A mobile journal for first-time experiences. Log, rate, and reflect on new adventures — calendar and list views, gesture-based interactions, light/dark themes, and a chunked offline storage layer that stays smooth at scale.
I kept noticing how often I'd do something for the first time — a new restaurant, a new park, a new hobby — and never write it down. By next week I'd forget it happened. I wanted a journal that was specifically for firsts, not a general diary I'd never open.
React Native and Expo on the frontend, with everything saved locally on the device so the app stays private and works offline. The clever choice was how I store entries: instead of one big save file, the app breaks them into small chunks so the calendar stays instant even after years of use. Most journal apps slow to a crawl over time — this one won't. The founder lesson: pick a storage pattern early that can grow with you. It's invisible work that pays off a year in, and rewriting it later is a slog you don't want.
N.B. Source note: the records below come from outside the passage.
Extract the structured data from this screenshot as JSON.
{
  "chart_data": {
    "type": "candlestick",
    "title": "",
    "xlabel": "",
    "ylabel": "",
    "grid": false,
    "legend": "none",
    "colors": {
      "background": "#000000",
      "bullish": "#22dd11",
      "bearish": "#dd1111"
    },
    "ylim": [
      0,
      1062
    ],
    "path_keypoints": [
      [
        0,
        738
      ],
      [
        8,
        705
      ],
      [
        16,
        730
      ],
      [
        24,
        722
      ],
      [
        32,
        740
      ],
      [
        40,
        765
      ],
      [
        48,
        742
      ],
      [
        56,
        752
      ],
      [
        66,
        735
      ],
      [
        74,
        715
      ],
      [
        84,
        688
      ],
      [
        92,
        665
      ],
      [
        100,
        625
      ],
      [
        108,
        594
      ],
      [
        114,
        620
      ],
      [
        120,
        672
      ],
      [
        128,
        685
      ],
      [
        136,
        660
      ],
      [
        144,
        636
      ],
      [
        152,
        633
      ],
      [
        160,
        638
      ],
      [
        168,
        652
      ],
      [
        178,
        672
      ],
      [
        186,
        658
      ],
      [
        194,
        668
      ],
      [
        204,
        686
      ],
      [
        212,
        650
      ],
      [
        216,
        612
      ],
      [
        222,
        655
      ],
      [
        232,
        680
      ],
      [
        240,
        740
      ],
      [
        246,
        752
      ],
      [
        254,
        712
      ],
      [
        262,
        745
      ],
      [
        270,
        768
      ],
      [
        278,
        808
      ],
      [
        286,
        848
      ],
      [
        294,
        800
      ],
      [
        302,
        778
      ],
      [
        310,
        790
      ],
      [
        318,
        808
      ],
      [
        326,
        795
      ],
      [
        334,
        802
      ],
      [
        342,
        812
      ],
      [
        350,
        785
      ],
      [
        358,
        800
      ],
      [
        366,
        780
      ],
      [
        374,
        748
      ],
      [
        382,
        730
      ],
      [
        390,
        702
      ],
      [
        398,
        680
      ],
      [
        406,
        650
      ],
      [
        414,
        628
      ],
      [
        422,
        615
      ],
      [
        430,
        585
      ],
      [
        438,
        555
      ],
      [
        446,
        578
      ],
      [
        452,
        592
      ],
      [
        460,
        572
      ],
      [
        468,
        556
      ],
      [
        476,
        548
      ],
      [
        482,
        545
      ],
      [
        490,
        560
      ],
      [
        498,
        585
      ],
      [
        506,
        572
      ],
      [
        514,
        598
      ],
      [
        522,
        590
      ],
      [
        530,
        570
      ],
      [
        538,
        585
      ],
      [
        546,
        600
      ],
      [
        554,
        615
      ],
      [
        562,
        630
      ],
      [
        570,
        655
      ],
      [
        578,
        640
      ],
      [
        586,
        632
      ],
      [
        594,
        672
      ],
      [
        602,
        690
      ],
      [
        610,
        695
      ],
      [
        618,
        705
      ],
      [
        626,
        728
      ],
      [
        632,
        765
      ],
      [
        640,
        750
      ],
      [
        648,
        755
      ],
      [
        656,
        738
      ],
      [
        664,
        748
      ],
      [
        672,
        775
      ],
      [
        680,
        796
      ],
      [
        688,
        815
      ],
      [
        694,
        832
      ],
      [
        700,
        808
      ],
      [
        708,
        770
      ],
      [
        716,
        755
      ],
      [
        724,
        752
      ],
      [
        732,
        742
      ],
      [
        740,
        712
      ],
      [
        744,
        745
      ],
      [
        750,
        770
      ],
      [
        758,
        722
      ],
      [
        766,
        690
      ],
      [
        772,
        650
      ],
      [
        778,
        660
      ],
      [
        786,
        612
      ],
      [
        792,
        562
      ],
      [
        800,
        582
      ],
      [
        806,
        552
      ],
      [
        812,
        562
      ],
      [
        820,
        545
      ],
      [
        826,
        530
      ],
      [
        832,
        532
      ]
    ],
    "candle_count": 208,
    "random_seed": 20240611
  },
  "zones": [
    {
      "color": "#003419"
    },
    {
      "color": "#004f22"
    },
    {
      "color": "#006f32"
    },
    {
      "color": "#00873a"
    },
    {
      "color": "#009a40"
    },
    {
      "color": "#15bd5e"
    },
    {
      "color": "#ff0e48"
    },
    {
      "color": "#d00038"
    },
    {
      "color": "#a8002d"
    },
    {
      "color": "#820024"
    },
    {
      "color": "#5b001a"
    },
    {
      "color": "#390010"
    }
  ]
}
Designing for "occasional use" is harder than designing for "daily use." Most apps optimize for engagement — streaks, push notifications, badges that punish you for not opening it. This one needed to feel good even if you only opened it once a month. I cut every engagement trick on purpose, which made the app calmer but the design problem harder.
Live on the App Store after roughly three weeks of build time. The pattern here — single-purpose journal, offline-first, no engagement tricks — is one I'd recommend to any first-time founder: it's the smallest possible app that still feels complete, and the kind of thing one person can ship without a team.